The low-end Ibanzes that I've seen have been P and J, which means that the P will be hum-canceling, but the J and the P/J combo will not be. To my ear, a ground fault sounds different than single-coil hum though.

Eric said:
They have all played through the same amp to date, which I suppose could be the problem. It's an old-ish Fender amp with two inputs, a 1 x something (probably 12), and this fuzzy, cream-colored exterior instead of tolex. The amp output is then taken and put through a cheap DI box and run through the snake and into the mixer. In that way, the amp only serves as a head for the house and a monitor for the bassist. The amp is plugged into a Furman power conditioner that serves all of the PA gear on stage (e.g. digital snake, power amps for monitors, etc.).
Try unplugging the DI line from the amp and see if the noise is there through the amp alone.
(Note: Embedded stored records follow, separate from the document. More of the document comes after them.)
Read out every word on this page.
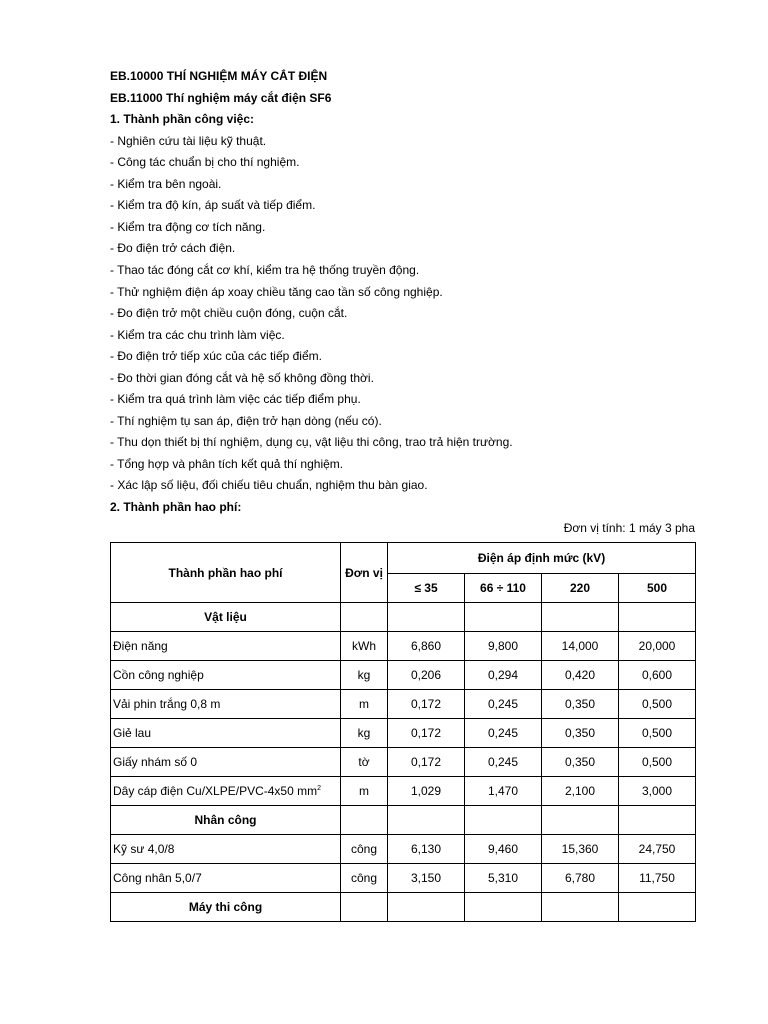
EB.10000 THÍ NGHIỆM MÁY CẮT ĐIỆN
EB.11000 Thí nghiệm máy cắt điện SF6
1. Thành phần công việc:
- Nghiên cứu tài liệu kỹ thuật.
- Công tác chuẩn bị cho thí nghiệm.
- Kiểm tra bên ngoài.
- Kiểm tra độ kín, áp suất và tiếp điểm.
- Kiểm tra động cơ tích năng.
- Đo điện trở cách điện.
- Thao tác đóng cắt cơ khí, kiểm tra hệ thống truyền động.
- Thử nghiệm điện áp xoay chiều tăng cao tần số công nghiệp.
- Đo điện trở một chiều cuộn đóng, cuộn cắt.
- Kiểm tra các chu trình làm việc.
- Đo điện trở tiếp xúc của các tiếp điểm.
- Đo thời gian đóng cắt và hệ số không đồng thời.
- Kiểm tra quá trình làm việc các tiếp điểm phụ.
- Thí nghiệm tụ san áp, điện trở hạn dòng (nếu có).
- Thu dọn thiết bị thí nghiệm, dụng cụ, vật liệu thi công, trao trả hiện trường.
- Tổng hợp và phân tích kết quả thí nghiệm.
- Xác lập số liệu, đối chiếu tiêu chuẩn, nghiệm thu bàn giao.
2. Thành phần hao phí:
Đơn vị tính: 1 máy 3 pha
Thành phần hao phí	Đơn vị	Điện áp định mức (kV)			
		≤ 35	66 ÷ 110	220	500
Vật liệu					
Điện năng	kWh	6,860	9,800	14,000	20,000
Cồn công nghiệp	kg	0,206	0,294	0,420	0,600
Vải phin trắng 0,8 m	m	0,172	0,245	0,350	0,500
Giẻ lau	kg	0,172	0,245	0,350	0,500
Giấy nhám số 0	tờ	0,172	0,245	0,350	0,500
Dây cáp điện Cu/XLPE/PVC-4x50 $mm^2$	m	1,029	1,470	2,100	3,000
Nhân công					
Kỹ sư 4,0/8	công	6,130	9,460	15,360	24,750
Công nhân 5,0/7	công	3,150	5,310	6,780	11,750
Máy thi công					
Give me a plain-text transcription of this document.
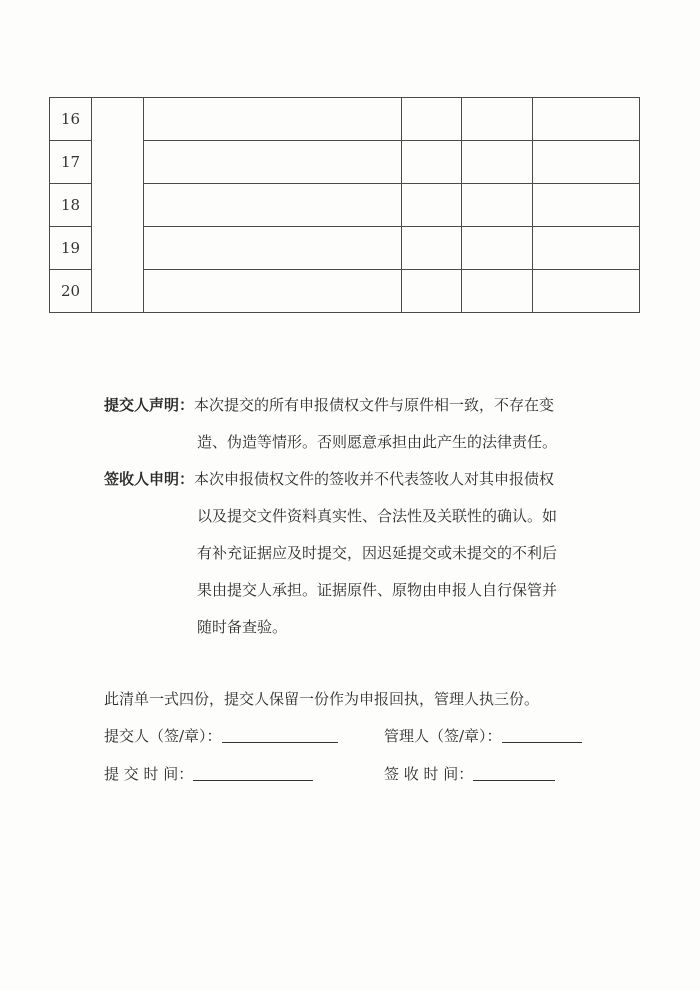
16					
17					
18					
19					
20					
提交人声明：本次提交的所有申报债权文件与原件相一致，不存在变
造、伪造等情形。否则愿意承担由此产生的法律责任。
签收人申明：本次申报债权文件的签收并不代表签收人对其申报债权
以及提交文件资料真实性、合法性及关联性的确认。如
有补充证据应及时提交，因迟延提交或未提交的不利后
果由提交人承担。证据原件、原物由申报人自行保管并
随时备查验。
此清单一式四份，提交人保留一份作为申报回执，管理人执三份。
提交人（签/章）：	管理人（签/章）：
提 交 时 间：	签 收 时 间：
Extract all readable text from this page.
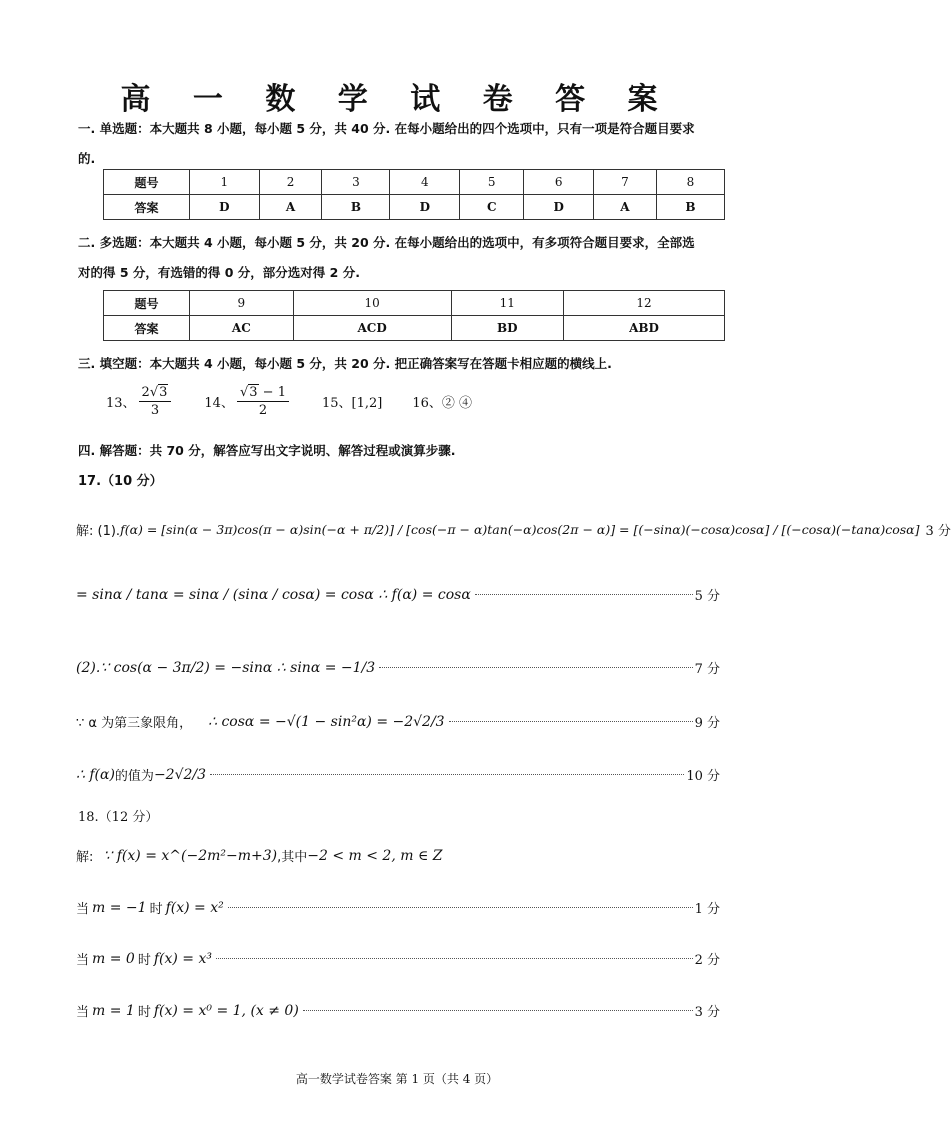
高 一 数 学 试 卷 答 案
一. 单选题：本大题共 8 小题，每小题 5 分，共 40 分. 在每小题给出的四个选项中，只有一项是符合题目要求
的.
题号	1	2	3	4	5	6	7	8
答案	D	A	B	D	C	D	A	B
二. 多选题：本大题共 4 小题，每小题 5 分，共 20 分. 在每小题给出的选项中，有多项符合题目要求，全部选
对的得 5 分，有选错的得 0 分，部分选对得 2 分.
题号	9	10	11	12
答案	AC	ACD	BD	ABD
三. 填空题：本大题共 4 小题，每小题 5 分，共 20 分. 把正确答案写在答题卡相应题的横线上.
13、 $\frac{2√ 3}{3}$	14、 $\frac{√ 3 - 1}{2}$	15、[1,2] 16、② ④
四. 解答题：共 70 分，解答应写出文字说明、解答过程或演算步骤.
17.（10 分）
解: (1). f(α) = [sin(α − 3π)cos(π − α)sin(−α + π/2)] / [cos(−π − α)tan(−α)cos(2π − α)] = [(−sinα)(−cosα)cosα] / [(−cosα)(−tanα)cosα] 3 分
= sinα / tanα = sinα / (sinα / cosα) = cosα ∴ f(α) = cosα	5 分
(2).∵ cos(α − 3π/2) = −sinα ∴ sinα = −1/3	7 分
∵ α 为第三象限角， ∴ cosα = −√(1 − sin²α) = −2√2/3	9 分
∴ f(α) 的值为 −2√2/3	10 分
18.（12 分）
解: ∵ f(x) = x^(−2m²−m+3) ,其中 −2 < m < 2, m ∈ Z
当 m = −1 时 f(x) = x²	1 分
当 m = 0 时 f(x) = x³	2 分
当 m = 1 时 f(x) = x⁰ = 1, (x ≠ 0)	3 分
高一数学试卷答案 第 1 页（共 4 页）
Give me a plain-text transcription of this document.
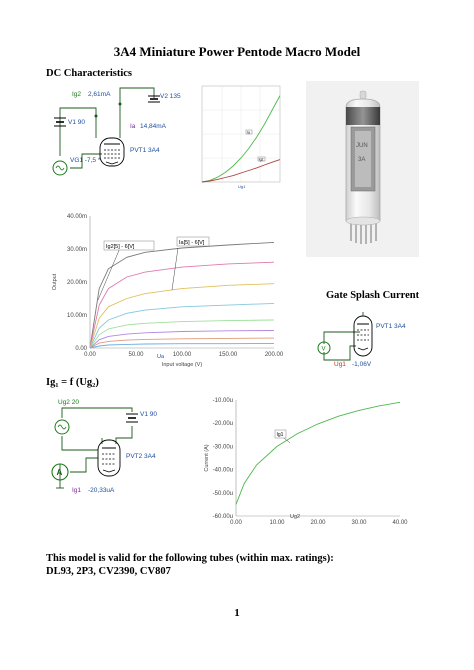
3A4 Miniature Power Pentode Macro Model
DC Characteristics
Ig2 2,61mA	V2 135
V1 90
Ia 14,84mA
PVT1 3A4
VG1 -7,5 *
Ia
Ig2
Ug1
JUN
3A
0.00	50.00	100.00	150.00	200.00
0.00
10.00m
20.00m
30.00m
40.00m
Ig2[5] - 6[V]
Ia[5] - 6[V]
Ua
Input voltage (V)
Output
Gate Splash Current
V
PVT1 3A4
Ug1 -1,06V
Ig₁ = f (Ug₂)
A
Ug2 20
V1 90
PVT2 3A4
Ig1 -20,33uA
0.00	10.00	20.00	30.00	40.00
-10.00u
-20.00u
-30.00u
-40.00u
-50.00u
-60.00u
Ig1
Ug2
Current (A)
This model is valid for the following tubes (within max. ratings):
DL93, 2P3, CV2390, CV807
1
That way you can eliminate the amp. Then just keep working your way up through the signal chain.
 
It may be entirely disparate problems too, with each bass having their own issue, but I feel like there's a common thread somewhere. I'll check on the bass amp thing.
 
Is the buzz constant, versus intermittent?

If constant, sounds like ground loop or single-coil hum (what we'd call "60 cycle hum" with a guitar). As others smarter than I have already said.

Another cause can simply be low frequencies overloading the amp/speaker. But that wouldn't be constant, only when the low notes are hit.